Weather is another issue. David says the snow here is more powder than the wet crap we get in Indiana; understandable since the air out here is so dry; but the winters are long and the wind will cut like a knife. It can get down to 10-15 below zero on average and that thought is enough to make me shiver at high noon in July. If I can have a greenhouse that would make life MUCH better for me here. The growing season here is so short (Dave has peas growing in his garden and it’s the middle of July), I would need grow lights and a floor that can tolerate plenty of water. I am also trying to figure out if there is anything I can do to earn money that has no relationship to interpreting.

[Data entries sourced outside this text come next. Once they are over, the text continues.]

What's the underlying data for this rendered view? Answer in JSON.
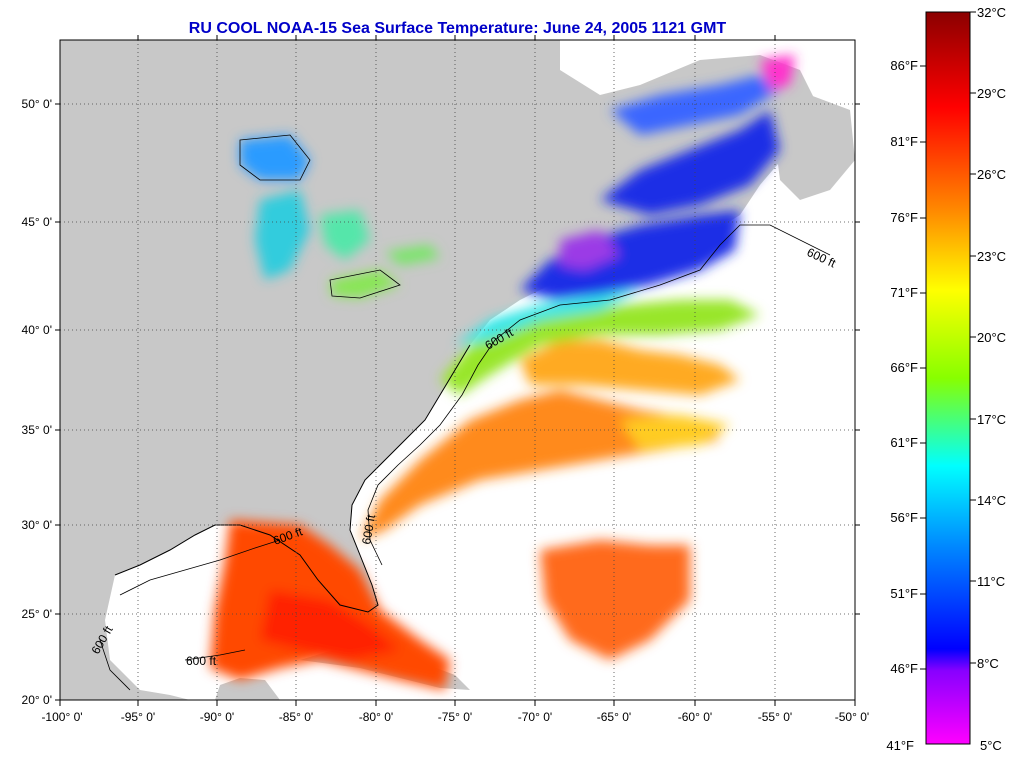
{
  "title": "RU COOL  NOAA-15  Sea Surface Temperature:  June 24, 2005 1121 GMT",
  "map": {
    "lat_ticks": [
      "50° 0'",
      "45° 0'",
      "40° 0'",
      "35° 0'",
      "30° 0'",
      "25° 0'",
      "20° 0'"
    ],
    "lon_ticks": [
      "-100° 0'",
      "-95° 0'",
      "-90° 0'",
      "-85° 0'",
      "-80° 0'",
      "-75° 0'",
      "-70° 0'",
      "-65° 0'",
      "-60° 0'",
      "-55° 0'",
      "-50° 0'"
    ],
    "isobath_labels": [
      "600 ft",
      "600 ft",
      "600 ft",
      "600 ft",
      "600 ft",
      "600 ft"
    ],
    "colors": {
      "land": "#c8c8c8",
      "ocean_nodata": "#ffffff",
      "grid": "#444444"
    }
  },
  "colorbar": {
    "celsius": [
      "32°C",
      "29°C",
      "26°C",
      "23°C",
      "20°C",
      "17°C",
      "14°C",
      "11°C",
      "8°C",
      "5°C"
    ],
    "fahrenheit": [
      "86°F",
      "81°F",
      "76°F",
      "71°F",
      "66°F",
      "61°F",
      "56°F",
      "51°F",
      "46°F",
      "41°F"
    ],
    "gradient_stops": [
      "#8b0000",
      "#ff0000",
      "#ff8800",
      "#ffff00",
      "#88ff00",
      "#00ffff",
      "#0088ff",
      "#0000ff",
      "#8800ff",
      "#ff00ff"
    ]
  }
}
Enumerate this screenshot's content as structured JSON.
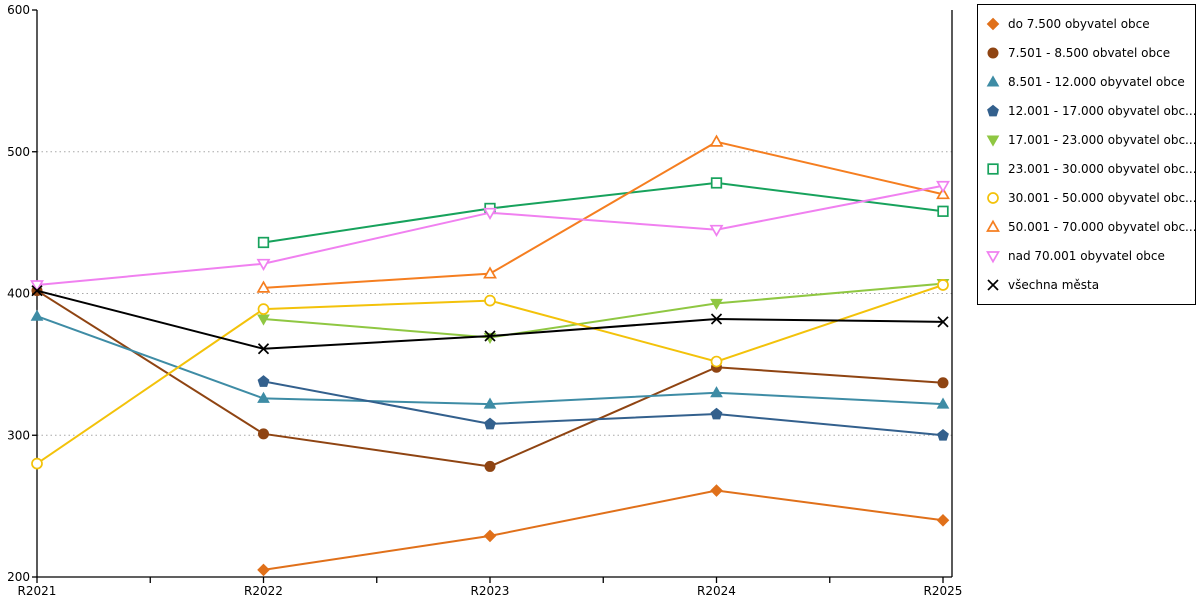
{
  "chart_data": {
    "type": "line",
    "title": "",
    "xlabel": "",
    "ylabel": "",
    "categories": [
      "R2021",
      "R2022",
      "R2023",
      "R2024",
      "R2025"
    ],
    "ylim": [
      200,
      600
    ],
    "y_ticks": [
      "200",
      "300",
      "400",
      "500",
      "600"
    ],
    "gridline_values": [
      300,
      400,
      500
    ],
    "grid": "dotted-horizontal",
    "legend_position": "outside-top-right",
    "series": [
      {
        "name": "do 7.500 obyvatel obce",
        "marker": "diamond",
        "style": "filled",
        "color": "#E0701A",
        "values": [
          null,
          205,
          229,
          261,
          240
        ]
      },
      {
        "name": "7.501 - 8.500 obvatel obce",
        "marker": "circle",
        "style": "filled",
        "color": "#8F4412",
        "values": [
          402,
          301,
          278,
          348,
          337
        ]
      },
      {
        "name": "8.501 - 12.000 obyvatel obce",
        "marker": "triangle-up",
        "style": "filled",
        "color": "#3E8CA5",
        "values": [
          384,
          326,
          322,
          330,
          322
        ]
      },
      {
        "name": "12.001 - 17.000 obyvatel obc...",
        "marker": "pentagon",
        "style": "filled",
        "color": "#33608D",
        "values": [
          null,
          338,
          308,
          315,
          300
        ]
      },
      {
        "name": "17.001 - 23.000 obyvatel obc...",
        "marker": "triangle-down",
        "style": "filled",
        "color": "#8FC742",
        "values": [
          null,
          382,
          369,
          393,
          407
        ]
      },
      {
        "name": "23.001 - 30.000 obyvatel obc...",
        "marker": "square",
        "style": "open",
        "color": "#17A25C",
        "values": [
          null,
          436,
          460,
          478,
          458
        ]
      },
      {
        "name": "30.001 - 50.000 obyvatel obc...",
        "marker": "circle",
        "style": "open",
        "color": "#F3C20A",
        "values": [
          280,
          389,
          395,
          352,
          406
        ]
      },
      {
        "name": "50.001 - 70.000 obyvatel obc...",
        "marker": "triangle-up",
        "style": "open",
        "color": "#F57E20",
        "values": [
          null,
          404,
          414,
          507,
          470
        ]
      },
      {
        "name": "nad 70.001 obyvatel obce",
        "marker": "triangle-down",
        "style": "open",
        "color": "#F080F0",
        "values": [
          406,
          421,
          457,
          445,
          476
        ]
      },
      {
        "name": "všechna města",
        "marker": "x",
        "style": "line",
        "color": "#000000",
        "values": [
          402,
          361,
          370,
          382,
          380
        ]
      }
    ]
  },
  "colors": {
    "background": "#FFFFFF",
    "axis": "#000000",
    "grid": "#A8A8A8",
    "legend_border": "#000000",
    "text": "#000000"
  }
}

On the drive up here I noticed this blue-green shrub growing, almost the color of spruce trees, and it finally hit me that this is the sage that I’m always reading about. I grabbed some leaves at one of our stops and sure enough it is also the source of that wonderful spicy smell in the air that I have been inhaling for the last four days. It really is wonderful to step outside and smell this clean spicy smell all the time. No wonder the Indians used it so much. I’m gonna have to find a spot in the road I can cut a bunch of it to dry and take home.